Philadelphia 76ers pozyskała do zawodnika prawa w drafcie 2014 od Orlando Magic. Dario Sarić postanowił jednak nie dołączać od razu do swojej drużyny w NBA i pozostał w Europie, gdzie reprezentował turecki Anadolu Efes. Toczono wiele dyskusji na temat tego czy zdecyduje się na przenosiny przed rozgrywkami 2016/2017. Nadal miał ważną umowę z Efes, więc jego ewentualny transfer do USA oznaczał wykupienie kontraktu za cenę 800 tys. dolarów.
Ostatecznie Sixers wspomogli rodzinę Saricia i zapłacili 650 tys. – to maksimum, na jakie w przepisach pozwala NBA. Sarić swoje przenosiny do Philly zapowiedział tuż po zakończeniu turnieju we Włoszech. Wraz z reprezentacją Chorwacji zyskał prawo do gry na zbliżających się Igrzyskach Olimpijskich. Nie tylko był liderem młodej drużyny, ale także został MVP turnieju podkreślając swój ogromny potencjał i dojrzewającą grę.
Sarićowi wyraźnie się spieszyło. Gdyby poczekał rok, przestałyby go obowiązywać zasady kontraktu dla debiutantów i mógłby wynegocjować znacznie lepszą finansowo umowę. Jego 4-letnie porozumienie z Sixers zagwarantuje mu 10,7 miliona dolarów. Dla salary-cap drużyny to bardzo sprzyjający kontrakt biorąc pod uwagę ostatnie zmiany progów. Zakontraktowanie gracza oznacza, że drużyna z Filadelfii przyszły sezon rozpocznie z dwoma wyróżniającymi się debiutantami w składzie. Sarić dołączy do Bena Simmonsa.
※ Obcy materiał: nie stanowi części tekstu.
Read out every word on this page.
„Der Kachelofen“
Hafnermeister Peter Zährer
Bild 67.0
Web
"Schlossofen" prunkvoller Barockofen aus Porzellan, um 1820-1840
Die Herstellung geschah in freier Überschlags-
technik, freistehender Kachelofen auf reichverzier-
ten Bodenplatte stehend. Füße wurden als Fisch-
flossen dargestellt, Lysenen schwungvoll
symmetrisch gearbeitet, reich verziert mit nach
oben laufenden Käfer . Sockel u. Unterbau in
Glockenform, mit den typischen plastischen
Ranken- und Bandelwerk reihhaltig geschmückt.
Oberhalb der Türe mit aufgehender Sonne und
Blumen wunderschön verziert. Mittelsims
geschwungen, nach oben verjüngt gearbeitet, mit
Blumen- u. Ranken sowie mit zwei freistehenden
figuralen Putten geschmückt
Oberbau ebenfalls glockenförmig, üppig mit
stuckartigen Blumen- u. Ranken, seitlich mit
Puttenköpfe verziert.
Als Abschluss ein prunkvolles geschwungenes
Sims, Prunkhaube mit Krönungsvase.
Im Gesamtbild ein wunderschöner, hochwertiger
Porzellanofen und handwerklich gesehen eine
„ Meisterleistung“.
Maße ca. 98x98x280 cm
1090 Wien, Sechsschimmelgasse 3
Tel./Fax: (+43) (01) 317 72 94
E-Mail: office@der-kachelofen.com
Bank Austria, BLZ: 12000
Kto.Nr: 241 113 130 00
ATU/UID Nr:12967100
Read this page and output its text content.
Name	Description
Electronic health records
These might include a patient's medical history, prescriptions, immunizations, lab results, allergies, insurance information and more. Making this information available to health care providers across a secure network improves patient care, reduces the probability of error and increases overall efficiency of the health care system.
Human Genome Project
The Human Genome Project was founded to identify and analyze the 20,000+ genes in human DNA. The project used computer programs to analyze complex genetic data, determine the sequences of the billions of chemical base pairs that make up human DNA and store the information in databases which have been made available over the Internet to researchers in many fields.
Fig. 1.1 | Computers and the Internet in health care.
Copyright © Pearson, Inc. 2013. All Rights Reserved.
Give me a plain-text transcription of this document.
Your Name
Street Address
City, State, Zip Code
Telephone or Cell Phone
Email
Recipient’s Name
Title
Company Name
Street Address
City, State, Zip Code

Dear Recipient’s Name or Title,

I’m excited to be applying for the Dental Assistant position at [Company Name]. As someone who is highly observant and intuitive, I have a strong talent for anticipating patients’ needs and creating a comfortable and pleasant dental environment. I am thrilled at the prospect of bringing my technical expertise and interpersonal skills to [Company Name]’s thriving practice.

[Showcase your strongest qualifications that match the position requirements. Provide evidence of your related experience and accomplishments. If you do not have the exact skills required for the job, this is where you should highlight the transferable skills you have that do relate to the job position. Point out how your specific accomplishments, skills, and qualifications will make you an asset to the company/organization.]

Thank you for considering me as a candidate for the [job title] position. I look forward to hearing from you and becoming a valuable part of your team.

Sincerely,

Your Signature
Wraz z dołączeniem do składu nowego skrzydłowego, w rotacji zrobił się spory tłok. Trudno sobie wyobrazić, by zespół miał rozpocząć kolejny sezon z Joelem Embiidem, Jahlilem Okaforem i Nerlensem Noelem w składzie. Umowa 22-letniego Chorwata zwiększyła prawdopodobieństwo wytransferowania któregoś z wymienionej trójki.